Paul’s letters reveal a man deeply invested in relationships with both men and women. He recognizes, respects and honors women who labor for the Lord, not as subordinates, but as partners and equals. This is evident, for example, in how Paul greets women colleagues in ministry at the end of Romans.

Paul commends “our sister Phoebe, who is a deacon (diakonon) of the church of Cenchrea” (Rom. 16:1). Phoebe’s leadership role is evident in Paul’s request, “receive her in the Lord in a way worthy of the saints, and give her support in whatever matters she may have need from you, for she has been a leader (prostatis)[1] of many and of myself as well” (16:2). Every meaning of every word in the New Testament related to the word describing Phoebe as a “leader” (prostatis) that could apply in Romans 16:2 refers to leadership. This includes the passage shortly before, “Let the one in leadership (ho proistamenos) govern diligently” (Rom. 12:8).

Paul left Priscilla and Aquila in Ephesus to oversee the work there, where they “explained [plural verb] to Apollos, [“an eloquent man…mighty in the Scriptures”] the way of God more accurately” (Acts 18:26). Priscilla’s name is listed first before her husband’s, contrary to Greek and Hebrew custom, as it is in every context mentioning their active ministry (Acts 18:18, 26; Rom. 16:3; contrast Acts 18:2; 1 Cor. 16:19), making it virtually certain she played a significant, if not the dominant, role in instructing Apollos.
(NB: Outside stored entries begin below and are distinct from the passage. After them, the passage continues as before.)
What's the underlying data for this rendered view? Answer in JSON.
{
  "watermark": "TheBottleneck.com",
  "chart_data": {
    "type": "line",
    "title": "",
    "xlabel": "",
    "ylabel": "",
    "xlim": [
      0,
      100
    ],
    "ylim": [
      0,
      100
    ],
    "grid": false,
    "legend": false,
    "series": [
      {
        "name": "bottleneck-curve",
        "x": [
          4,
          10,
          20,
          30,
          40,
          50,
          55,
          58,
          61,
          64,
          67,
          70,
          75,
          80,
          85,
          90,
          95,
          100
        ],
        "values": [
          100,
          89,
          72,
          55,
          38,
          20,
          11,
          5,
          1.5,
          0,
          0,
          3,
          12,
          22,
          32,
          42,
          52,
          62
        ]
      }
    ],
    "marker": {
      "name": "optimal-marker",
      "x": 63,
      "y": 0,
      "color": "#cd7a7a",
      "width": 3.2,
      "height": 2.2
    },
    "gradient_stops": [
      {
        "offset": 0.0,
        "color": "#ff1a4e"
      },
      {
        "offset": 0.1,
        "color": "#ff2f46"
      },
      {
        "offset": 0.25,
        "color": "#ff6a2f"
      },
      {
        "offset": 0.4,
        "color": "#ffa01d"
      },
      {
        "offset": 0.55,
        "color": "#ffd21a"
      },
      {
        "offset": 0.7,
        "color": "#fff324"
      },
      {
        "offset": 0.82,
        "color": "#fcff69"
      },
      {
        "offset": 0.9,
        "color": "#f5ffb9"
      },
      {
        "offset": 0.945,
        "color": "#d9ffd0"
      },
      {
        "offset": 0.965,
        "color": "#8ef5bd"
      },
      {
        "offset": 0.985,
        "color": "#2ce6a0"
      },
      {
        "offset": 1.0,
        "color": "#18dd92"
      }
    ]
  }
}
Romans 16:7 reads, “Greet Andronicus and Junia, my relatives who have been in prison with me. They are outstanding among the apostles and became Christians before I did.” Eldon Epp’sJunia argues that the unanimous credible testimony of the church’s first millennium identifies Junia as a woman (31–36, 57)[2]; that no surviving Greek manuscript unambiguously identifies the partner of Andronicus as a man (45–49); that no early translation gives any positive sign that this is a masculine name (23–24); that Junia was a very common Latin name (54, 57); and that no bona fide instance of Junias has ever been found (24, 27, 34, 44, 57), nor is it likely to be found since the very similar Iunius was such a common name (43). “Outstanding among the apostles” implies that Adronicus and Junia were revered missionaries recognized in the churches as having authority as ministers of the gospel, [3] as is supported by patristic comments on this phrase, apparently without exception.

Seven of the ten colleagues Paul praises for their Christian ministry in Romans 16:1–16 are women. My book, Man and Woman, One in Christ: An Exegetical and Theological Study of Paul’s Letters (www.pbpayne.com describes it thoroughly), shows that meticulous exegesis of every statement in Paul’s letters about women is congruent with Paul’s affirmations of ministry by these women.

1. “Leader, chief,” “president or presiding officer,” “one who stands before” LSJ 1526, cf. Payne, Man and Woman, 62-63.
2. Epiphanius identifies both Junias and Prisca as men, so is not a credible testimony.
3. Cf. Didache 11:3–6. The Didache is a first or second century Greek Christian handbook about morals and church order.